Can I use OpenAI client libraries with Mullama?

Yes. Mullama's daemon provides a fully OpenAI-compatible API. Any OpenAI SDK (Python, Node.js, Go, etc.) works by setting base_url to http://localhost:8080/v1 and api_key to any string.

Can I use Anthropic client libraries with Mullama?

Yes. Mullama provides an Anthropic-compatible endpoint at /v1/messages. Configure the Anthropic SDK's base URL to point to your Mullama instance.

What about model aliases like 'llama3.2:1b'?

Mullama ships with 40+ pre-configured model aliases that resolve to HuggingFace repositories. Custom aliases can be defined in configs/models.toml.

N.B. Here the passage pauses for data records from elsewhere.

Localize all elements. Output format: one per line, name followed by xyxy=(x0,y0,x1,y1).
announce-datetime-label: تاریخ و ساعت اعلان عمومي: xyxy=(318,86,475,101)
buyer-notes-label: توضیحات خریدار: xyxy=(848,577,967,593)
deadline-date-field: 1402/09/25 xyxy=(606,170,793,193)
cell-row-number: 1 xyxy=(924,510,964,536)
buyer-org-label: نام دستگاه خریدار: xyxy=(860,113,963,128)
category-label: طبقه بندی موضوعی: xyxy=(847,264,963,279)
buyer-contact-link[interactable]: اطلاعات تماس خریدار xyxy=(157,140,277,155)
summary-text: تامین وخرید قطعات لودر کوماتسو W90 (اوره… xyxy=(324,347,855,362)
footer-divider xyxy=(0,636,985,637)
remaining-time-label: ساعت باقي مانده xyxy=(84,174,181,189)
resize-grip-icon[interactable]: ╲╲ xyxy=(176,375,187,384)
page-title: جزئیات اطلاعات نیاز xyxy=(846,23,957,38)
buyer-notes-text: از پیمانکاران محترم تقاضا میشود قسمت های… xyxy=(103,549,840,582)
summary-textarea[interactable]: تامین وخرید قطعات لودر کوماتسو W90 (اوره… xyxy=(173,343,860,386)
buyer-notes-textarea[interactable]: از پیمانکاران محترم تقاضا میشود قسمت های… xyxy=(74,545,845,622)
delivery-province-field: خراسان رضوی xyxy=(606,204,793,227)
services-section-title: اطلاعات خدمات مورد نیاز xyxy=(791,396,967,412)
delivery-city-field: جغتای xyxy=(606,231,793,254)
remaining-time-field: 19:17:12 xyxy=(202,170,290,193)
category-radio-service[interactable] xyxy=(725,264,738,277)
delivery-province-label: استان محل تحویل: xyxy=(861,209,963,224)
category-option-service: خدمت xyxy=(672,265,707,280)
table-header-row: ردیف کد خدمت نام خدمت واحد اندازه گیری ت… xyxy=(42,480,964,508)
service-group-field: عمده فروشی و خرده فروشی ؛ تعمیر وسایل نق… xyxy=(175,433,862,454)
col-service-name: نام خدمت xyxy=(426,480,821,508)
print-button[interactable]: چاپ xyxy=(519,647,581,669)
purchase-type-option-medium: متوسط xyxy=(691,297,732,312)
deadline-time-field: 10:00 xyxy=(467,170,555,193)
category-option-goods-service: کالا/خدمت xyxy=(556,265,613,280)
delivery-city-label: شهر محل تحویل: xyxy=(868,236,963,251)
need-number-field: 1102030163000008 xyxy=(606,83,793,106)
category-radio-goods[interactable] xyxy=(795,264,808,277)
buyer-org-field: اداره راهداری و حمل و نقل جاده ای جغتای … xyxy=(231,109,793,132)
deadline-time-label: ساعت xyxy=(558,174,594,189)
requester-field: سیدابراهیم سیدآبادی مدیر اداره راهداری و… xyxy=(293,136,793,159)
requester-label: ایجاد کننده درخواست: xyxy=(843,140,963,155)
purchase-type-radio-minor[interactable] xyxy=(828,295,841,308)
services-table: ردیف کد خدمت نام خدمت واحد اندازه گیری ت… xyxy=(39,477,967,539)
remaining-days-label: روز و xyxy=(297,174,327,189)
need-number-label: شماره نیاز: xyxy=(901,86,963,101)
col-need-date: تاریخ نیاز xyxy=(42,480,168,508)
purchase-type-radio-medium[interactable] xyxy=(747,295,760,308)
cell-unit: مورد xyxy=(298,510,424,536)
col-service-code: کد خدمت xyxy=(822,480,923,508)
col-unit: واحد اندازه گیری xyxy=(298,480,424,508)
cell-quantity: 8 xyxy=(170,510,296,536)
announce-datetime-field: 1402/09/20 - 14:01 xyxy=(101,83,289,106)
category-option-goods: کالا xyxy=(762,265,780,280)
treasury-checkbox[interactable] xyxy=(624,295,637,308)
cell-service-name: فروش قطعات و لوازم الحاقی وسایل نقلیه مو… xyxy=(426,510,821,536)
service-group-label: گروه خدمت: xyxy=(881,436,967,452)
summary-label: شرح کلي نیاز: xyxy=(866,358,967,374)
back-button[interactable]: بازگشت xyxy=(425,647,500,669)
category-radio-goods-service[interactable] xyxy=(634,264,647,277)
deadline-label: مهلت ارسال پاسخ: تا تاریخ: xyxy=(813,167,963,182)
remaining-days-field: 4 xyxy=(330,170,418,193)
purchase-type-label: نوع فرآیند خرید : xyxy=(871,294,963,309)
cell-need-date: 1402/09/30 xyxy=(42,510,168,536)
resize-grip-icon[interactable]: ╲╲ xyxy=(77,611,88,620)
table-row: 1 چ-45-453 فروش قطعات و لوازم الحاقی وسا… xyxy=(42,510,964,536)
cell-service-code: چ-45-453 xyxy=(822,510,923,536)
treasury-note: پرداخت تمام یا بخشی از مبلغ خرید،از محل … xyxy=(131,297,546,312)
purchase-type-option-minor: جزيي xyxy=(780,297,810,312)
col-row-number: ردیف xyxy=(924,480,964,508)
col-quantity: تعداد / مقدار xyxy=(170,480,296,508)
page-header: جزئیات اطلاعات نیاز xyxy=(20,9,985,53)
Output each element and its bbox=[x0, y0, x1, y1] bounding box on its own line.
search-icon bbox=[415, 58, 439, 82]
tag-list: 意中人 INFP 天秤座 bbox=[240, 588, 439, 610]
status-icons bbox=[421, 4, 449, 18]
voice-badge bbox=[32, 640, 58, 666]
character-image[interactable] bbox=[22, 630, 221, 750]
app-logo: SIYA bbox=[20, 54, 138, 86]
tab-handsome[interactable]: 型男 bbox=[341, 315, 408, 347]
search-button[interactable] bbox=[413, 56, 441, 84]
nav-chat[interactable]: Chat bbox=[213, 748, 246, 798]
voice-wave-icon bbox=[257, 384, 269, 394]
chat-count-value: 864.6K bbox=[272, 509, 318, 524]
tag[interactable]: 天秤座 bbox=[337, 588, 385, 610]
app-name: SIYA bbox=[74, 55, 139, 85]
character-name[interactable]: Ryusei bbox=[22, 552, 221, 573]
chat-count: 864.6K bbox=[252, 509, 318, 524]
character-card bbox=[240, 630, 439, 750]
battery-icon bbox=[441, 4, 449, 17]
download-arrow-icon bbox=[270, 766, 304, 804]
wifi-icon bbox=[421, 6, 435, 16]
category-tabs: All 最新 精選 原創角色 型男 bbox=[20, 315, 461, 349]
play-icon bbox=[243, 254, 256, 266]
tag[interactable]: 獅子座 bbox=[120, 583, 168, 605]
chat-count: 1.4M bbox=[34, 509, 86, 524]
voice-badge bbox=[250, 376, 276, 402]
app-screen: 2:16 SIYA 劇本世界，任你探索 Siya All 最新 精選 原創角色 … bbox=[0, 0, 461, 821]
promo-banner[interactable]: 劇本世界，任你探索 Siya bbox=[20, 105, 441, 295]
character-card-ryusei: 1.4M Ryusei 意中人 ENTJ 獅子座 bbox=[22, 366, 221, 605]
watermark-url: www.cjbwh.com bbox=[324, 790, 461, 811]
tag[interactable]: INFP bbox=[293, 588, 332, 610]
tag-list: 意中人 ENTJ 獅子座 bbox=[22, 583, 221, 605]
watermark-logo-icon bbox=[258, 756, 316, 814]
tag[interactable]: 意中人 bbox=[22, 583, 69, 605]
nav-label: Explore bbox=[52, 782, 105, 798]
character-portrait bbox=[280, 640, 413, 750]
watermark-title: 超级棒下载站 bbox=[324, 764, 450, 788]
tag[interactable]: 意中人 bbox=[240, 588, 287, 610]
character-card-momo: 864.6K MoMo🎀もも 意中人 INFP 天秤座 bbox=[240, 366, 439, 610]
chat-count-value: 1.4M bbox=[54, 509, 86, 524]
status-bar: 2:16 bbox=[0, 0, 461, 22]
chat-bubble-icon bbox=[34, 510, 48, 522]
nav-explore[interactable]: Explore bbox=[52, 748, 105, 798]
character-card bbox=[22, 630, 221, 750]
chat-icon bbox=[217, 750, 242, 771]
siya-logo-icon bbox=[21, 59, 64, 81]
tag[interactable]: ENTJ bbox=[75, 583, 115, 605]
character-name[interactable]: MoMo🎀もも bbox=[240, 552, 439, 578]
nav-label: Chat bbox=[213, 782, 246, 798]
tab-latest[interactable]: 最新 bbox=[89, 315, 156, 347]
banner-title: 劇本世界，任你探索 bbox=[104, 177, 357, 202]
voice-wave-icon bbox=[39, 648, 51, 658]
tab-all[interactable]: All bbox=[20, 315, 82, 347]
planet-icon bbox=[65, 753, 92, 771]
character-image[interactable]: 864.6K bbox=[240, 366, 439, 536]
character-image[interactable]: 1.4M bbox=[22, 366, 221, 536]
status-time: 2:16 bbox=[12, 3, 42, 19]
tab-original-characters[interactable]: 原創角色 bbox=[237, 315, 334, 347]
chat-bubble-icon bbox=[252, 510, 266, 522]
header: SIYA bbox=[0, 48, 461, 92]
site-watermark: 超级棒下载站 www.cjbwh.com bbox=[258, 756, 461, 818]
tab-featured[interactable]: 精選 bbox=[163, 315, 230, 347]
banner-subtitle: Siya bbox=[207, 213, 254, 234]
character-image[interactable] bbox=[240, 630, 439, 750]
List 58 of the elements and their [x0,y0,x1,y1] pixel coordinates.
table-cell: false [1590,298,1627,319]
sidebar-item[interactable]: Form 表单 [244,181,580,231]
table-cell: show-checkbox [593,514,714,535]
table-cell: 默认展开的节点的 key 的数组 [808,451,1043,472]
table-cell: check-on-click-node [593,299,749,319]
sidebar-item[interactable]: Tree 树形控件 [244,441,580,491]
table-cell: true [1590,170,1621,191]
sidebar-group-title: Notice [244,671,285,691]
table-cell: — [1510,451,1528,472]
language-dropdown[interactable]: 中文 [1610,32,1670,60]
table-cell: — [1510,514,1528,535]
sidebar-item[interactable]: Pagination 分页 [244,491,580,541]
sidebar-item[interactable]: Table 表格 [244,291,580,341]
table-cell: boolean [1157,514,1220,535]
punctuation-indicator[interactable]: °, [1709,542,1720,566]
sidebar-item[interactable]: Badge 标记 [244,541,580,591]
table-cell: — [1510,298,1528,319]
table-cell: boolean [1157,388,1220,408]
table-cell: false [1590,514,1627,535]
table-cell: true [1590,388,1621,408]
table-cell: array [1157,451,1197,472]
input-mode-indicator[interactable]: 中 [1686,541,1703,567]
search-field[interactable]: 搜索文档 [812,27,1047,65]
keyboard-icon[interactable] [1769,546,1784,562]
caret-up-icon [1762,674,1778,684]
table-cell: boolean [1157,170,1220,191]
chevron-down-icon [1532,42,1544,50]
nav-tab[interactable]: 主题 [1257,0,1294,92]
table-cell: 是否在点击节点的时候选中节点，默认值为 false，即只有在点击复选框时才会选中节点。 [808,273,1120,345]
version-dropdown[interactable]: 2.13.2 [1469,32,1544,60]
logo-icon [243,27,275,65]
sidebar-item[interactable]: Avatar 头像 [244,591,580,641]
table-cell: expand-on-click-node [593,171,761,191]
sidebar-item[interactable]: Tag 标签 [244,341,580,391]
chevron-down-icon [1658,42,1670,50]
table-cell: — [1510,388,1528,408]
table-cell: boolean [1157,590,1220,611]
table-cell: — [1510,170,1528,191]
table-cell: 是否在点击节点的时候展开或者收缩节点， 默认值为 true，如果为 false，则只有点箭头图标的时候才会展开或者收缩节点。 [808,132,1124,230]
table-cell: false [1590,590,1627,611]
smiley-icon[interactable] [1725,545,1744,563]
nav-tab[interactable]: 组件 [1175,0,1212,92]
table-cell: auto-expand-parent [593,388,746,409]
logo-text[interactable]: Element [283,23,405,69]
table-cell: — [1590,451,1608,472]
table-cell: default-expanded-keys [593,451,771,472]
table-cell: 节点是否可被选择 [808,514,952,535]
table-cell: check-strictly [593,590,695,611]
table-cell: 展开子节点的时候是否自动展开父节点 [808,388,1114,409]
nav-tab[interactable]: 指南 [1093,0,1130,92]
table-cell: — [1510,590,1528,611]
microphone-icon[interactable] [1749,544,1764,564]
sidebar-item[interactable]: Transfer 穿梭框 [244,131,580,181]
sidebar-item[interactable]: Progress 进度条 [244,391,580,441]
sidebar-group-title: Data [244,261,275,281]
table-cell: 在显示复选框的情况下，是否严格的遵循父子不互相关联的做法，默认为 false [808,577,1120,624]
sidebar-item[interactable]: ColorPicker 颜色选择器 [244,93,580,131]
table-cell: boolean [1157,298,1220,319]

Is there a performance difference in daemon mode?

When both are running as daemons serving HTTP APIs, performance is comparable -- both use llama.cpp for inference. Mullama's advantage emerges when using native bindings (eliminating HTTP overhead entirely) or when leveraging features like parallel batch processing.

Can I use the same GPU settings?

Yes. Mullama supports CUDA, Metal, and ROCm, configured via --gpu-layers CLI flag or GPU_LAYERS in Modelfile, equivalent to Ollama's OLLAMA_NUM_GPU.

Does Mullama support chat templates?

Yes. Modelfile TEMPLATE directives work identically. Mullama also auto-detects chat templates from GGUF metadata.

What if a feature I need is missing?

Check the Feature Matrix for current status. File an issue on GitHub for feature requests -- community feedback directly influences the roadmap.